Scritto da Mariano D'Antonio Il . Inserito in Vac 'e Press

Di Maio Zingaretti

Arrestare il declino dell'economia italiana. Invertire la rotta a partire dal Mezzogiorno. Sfruttare il clima di fiducia internazionale. Sono questi gli obiettivi possibili del nuovo governo a partecipazione Cinque Stelle-Partito democratico.

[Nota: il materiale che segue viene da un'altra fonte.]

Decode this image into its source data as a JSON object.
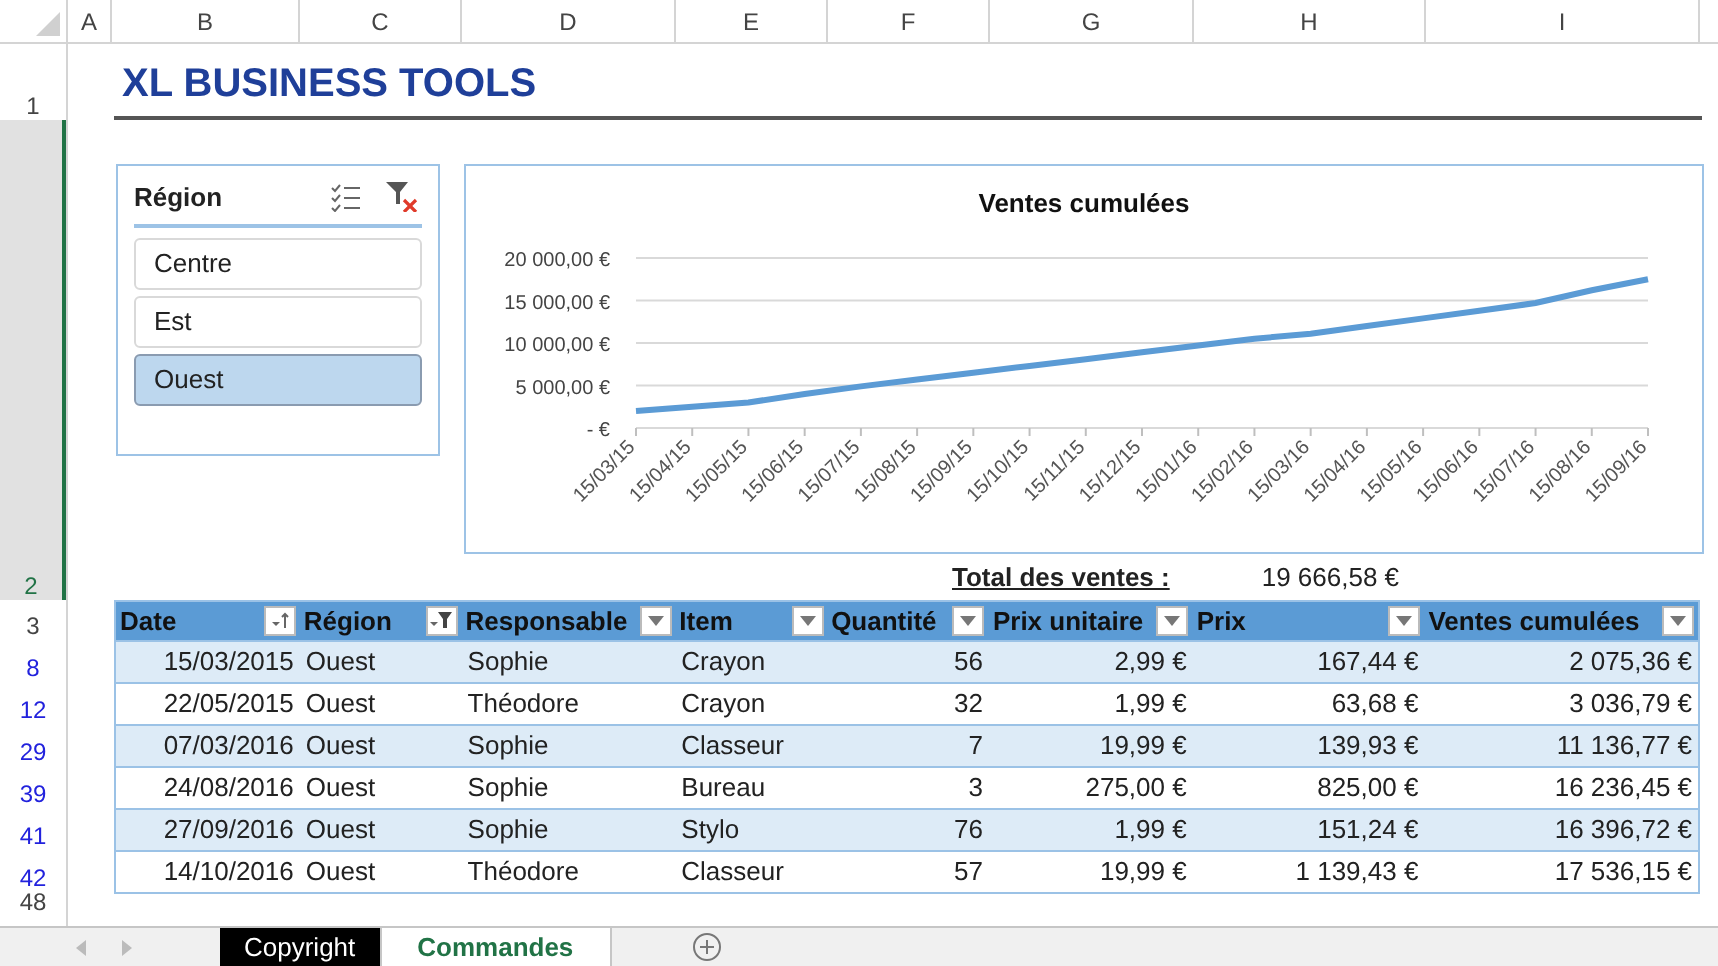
{
  "column_headers": [
    "A",
    "B",
    "C",
    "D",
    "E",
    "F",
    "G",
    "H",
    "I"
  ],
  "row_headers": [
    {
      "label": "1",
      "selected": false,
      "filtered": false
    },
    {
      "label": "2",
      "selected": true,
      "filtered": false
    },
    {
      "label": "3",
      "selected": false,
      "filtered": false
    },
    {
      "label": "8",
      "selected": false,
      "filtered": true
    },
    {
      "label": "12",
      "selected": false,
      "filtered": true
    },
    {
      "label": "29",
      "selected": false,
      "filtered": true
    },
    {
      "label": "39",
      "selected": false,
      "filtered": true
    },
    {
      "label": "41",
      "selected": false,
      "filtered": true
    },
    {
      "label": "42",
      "selected": false,
      "filtered": true
    },
    {
      "label": "48",
      "selected": false,
      "filtered": false
    }
  ],
  "title": "XL BUSINESS TOOLS",
  "slicer": {
    "title": "Région",
    "items": [
      {
        "label": "Centre",
        "selected": false
      },
      {
        "label": "Est",
        "selected": false
      },
      {
        "label": "Ouest",
        "selected": true
      }
    ]
  },
  "chart_data": {
    "type": "line",
    "title": "Ventes cumulées",
    "categories": [
      "15/03/15",
      "15/04/15",
      "15/05/15",
      "15/06/15",
      "15/07/15",
      "15/08/15",
      "15/09/15",
      "15/10/15",
      "15/11/15",
      "15/12/15",
      "15/01/16",
      "15/02/16",
      "15/03/16",
      "15/04/16",
      "15/05/16",
      "15/06/16",
      "15/07/16",
      "15/08/16",
      "15/09/16"
    ],
    "yticks": [
      {
        "value": 0,
        "label": "-  €"
      },
      {
        "value": 5000,
        "label": "5 000,00 €"
      },
      {
        "value": 10000,
        "label": "10 000,00 €"
      },
      {
        "value": 15000,
        "label": "15 000,00 €"
      },
      {
        "value": 20000,
        "label": "20 000,00 €"
      }
    ],
    "ylim": [
      0,
      20000
    ],
    "grid": true,
    "series": [
      {
        "color": "#5b9bd5",
        "values": [
          2000,
          2500,
          3000,
          4000,
          4900,
          5700,
          6500,
          7300,
          8100,
          8900,
          9700,
          10500,
          11100,
          12000,
          12900,
          13800,
          14700,
          16200,
          17500
        ]
      }
    ]
  },
  "total": {
    "label": "Total des ventes :",
    "value": "19 666,58 €"
  },
  "table": {
    "columns": [
      {
        "label": "Date",
        "kind": "sort"
      },
      {
        "label": "Région",
        "kind": "filtered"
      },
      {
        "label": "Responsable",
        "kind": "dropdown"
      },
      {
        "label": "Item",
        "kind": "dropdown"
      },
      {
        "label": "Quantité",
        "kind": "dropdown"
      },
      {
        "label": "Prix unitaire",
        "kind": "dropdown"
      },
      {
        "label": "Prix",
        "kind": "dropdown"
      },
      {
        "label": "Ventes cumulées",
        "kind": "dropdown"
      }
    ],
    "rows": [
      [
        "15/03/2015",
        "Ouest",
        "Sophie",
        "Crayon",
        "56",
        "2,99 €",
        "167,44 €",
        "2 075,36 €"
      ],
      [
        "22/05/2015",
        "Ouest",
        "Théodore",
        "Crayon",
        "32",
        "1,99 €",
        "63,68 €",
        "3 036,79 €"
      ],
      [
        "07/03/2016",
        "Ouest",
        "Sophie",
        "Classeur",
        "7",
        "19,99 €",
        "139,93 €",
        "11 136,77 €"
      ],
      [
        "24/08/2016",
        "Ouest",
        "Sophie",
        "Bureau",
        "3",
        "275,00 €",
        "825,00 €",
        "16 236,45 €"
      ],
      [
        "27/09/2016",
        "Ouest",
        "Sophie",
        "Stylo",
        "76",
        "1,99 €",
        "151,24 €",
        "16 396,72 €"
      ],
      [
        "14/10/2016",
        "Ouest",
        "Théodore",
        "Classeur",
        "57",
        "19,99 €",
        "1 139,43 €",
        "17 536,15 €"
      ]
    ]
  },
  "sheet_tabs": [
    {
      "label": "Copyright",
      "selected": false,
      "color": "#000000"
    },
    {
      "label": "Commandes",
      "selected": true
    }
  ]
}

Si tratta di uscire dalla recessione che perdura, aggravata dalla precedente esperienza di politica economica durante il governo di Di Maio e Salvini. Ci sono tutte le condizioni esterne, dell'economia internazionale, che condizionano il nostro paese, e sono favorevoli. C'è un clima di fiducia dei nostri principali partners, testimoniato da uno spread stabile o in riduzione, da tassi d'interesse che diminuiscono sui nostri titoli del debito pubblico. Il ministero italiano dell'economia e della finanza, il Mise, può diventare veramente il ministero dello sviluppo piuttosto che essere soltanto l'amministrazione che gestisce i punti di crisi dell'industria italiana, dove sindacalisti e dirigenti d'imprese in crisi s'incontrano per discutere esuberi di personale e cassa integrazione straordinaria per i lavoratori.

Quale nuovo ingrediente è però necessario che il nuovo governo introduca nella gestione del Mise per farne il gestore della ripresa economica?

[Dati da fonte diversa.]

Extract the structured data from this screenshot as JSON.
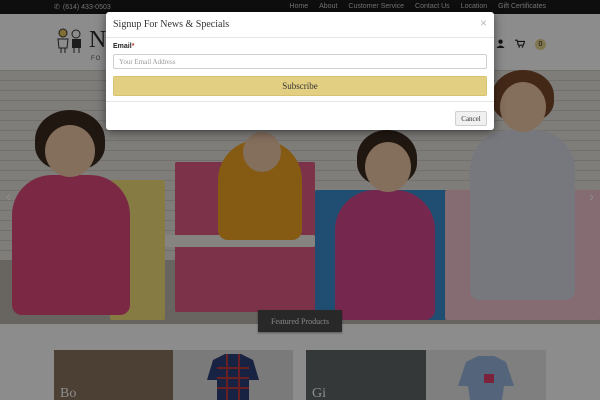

Non sarà sicuramente una politica monetaria accomodante, fatta di abbondante liquidità e prestiti meno costosi. A questo ha già provveduto la Banca centrale europea negli ultimi mesi della presidenza di Mario Draghi, che ha prorogato il programma di acquisto dei titoli pubblici sorttoscritti dalle banche commerciali. I denari ci sono e le banche sono pronte a finanziare i progetti delle imprese.

L'ingrediente che manca perchè l'economia italiana esca dalla recessione e dalla crescita zero, è appunto un vasto programma d'investimenti imprenditoriali che assorbano la liquidità stagnante nelle banche, che siano finanziati dai prestiti bancari.

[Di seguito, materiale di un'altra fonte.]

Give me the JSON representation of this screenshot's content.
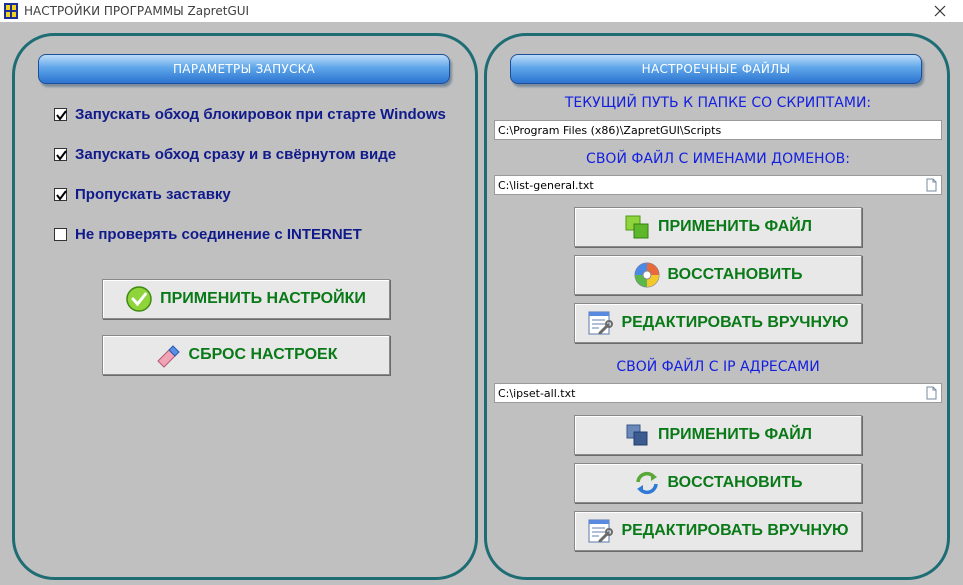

Questa dovrebbe essere la priorità del nuovo governo. Un programma che ricalchi il New deal di Franklin Delano Roosevelt quando divenne presidente degli Stati Uniti nel 1933. Se Roosevelt diceva che "la sola cosa di cui dobbiamo aver paura, è la paura stessa", il nostro nuovo presidente e il suo governo devono pensare e dire che la sola cosa che dobbiamo temere è il declino fatale della nostra società, la stagnazione economica, che ci fa paura se la riteniamo inevitabile.

Per individuare il programma di investimenti necessario a mettere in moto l'economia italiana, non servono gli economisti, specie i professori di economia, che di solito siamo intellettuali astratti, raffinati, oltremodo esigenti. Serve un incontro di lavoro convocato dal ministro dello sviluppo coadiuvato dai suoi dirigenti, al quale partecipino sindacati e rappresentanti degli imprenditori, e soprattutto i delegati delle Regioni e i sindaci delle maggiori città, anche il sindaco di Napoli, personaggio ancora in cerca di autore. Da questo incontro si otterrà in breve tempo la ricognizione dei progetti d'investimenti, quelli esecutivi, pronti a partire, che si candidano ad essere realizzati.

Non ci sarebbe migliore occasione per assegnare al nuovo governo l'etichetta di "governo del fare" al posto del timbro che di solito si appone sui documenti della burocrazia, il timbro del "governo della discussione e del rinvio".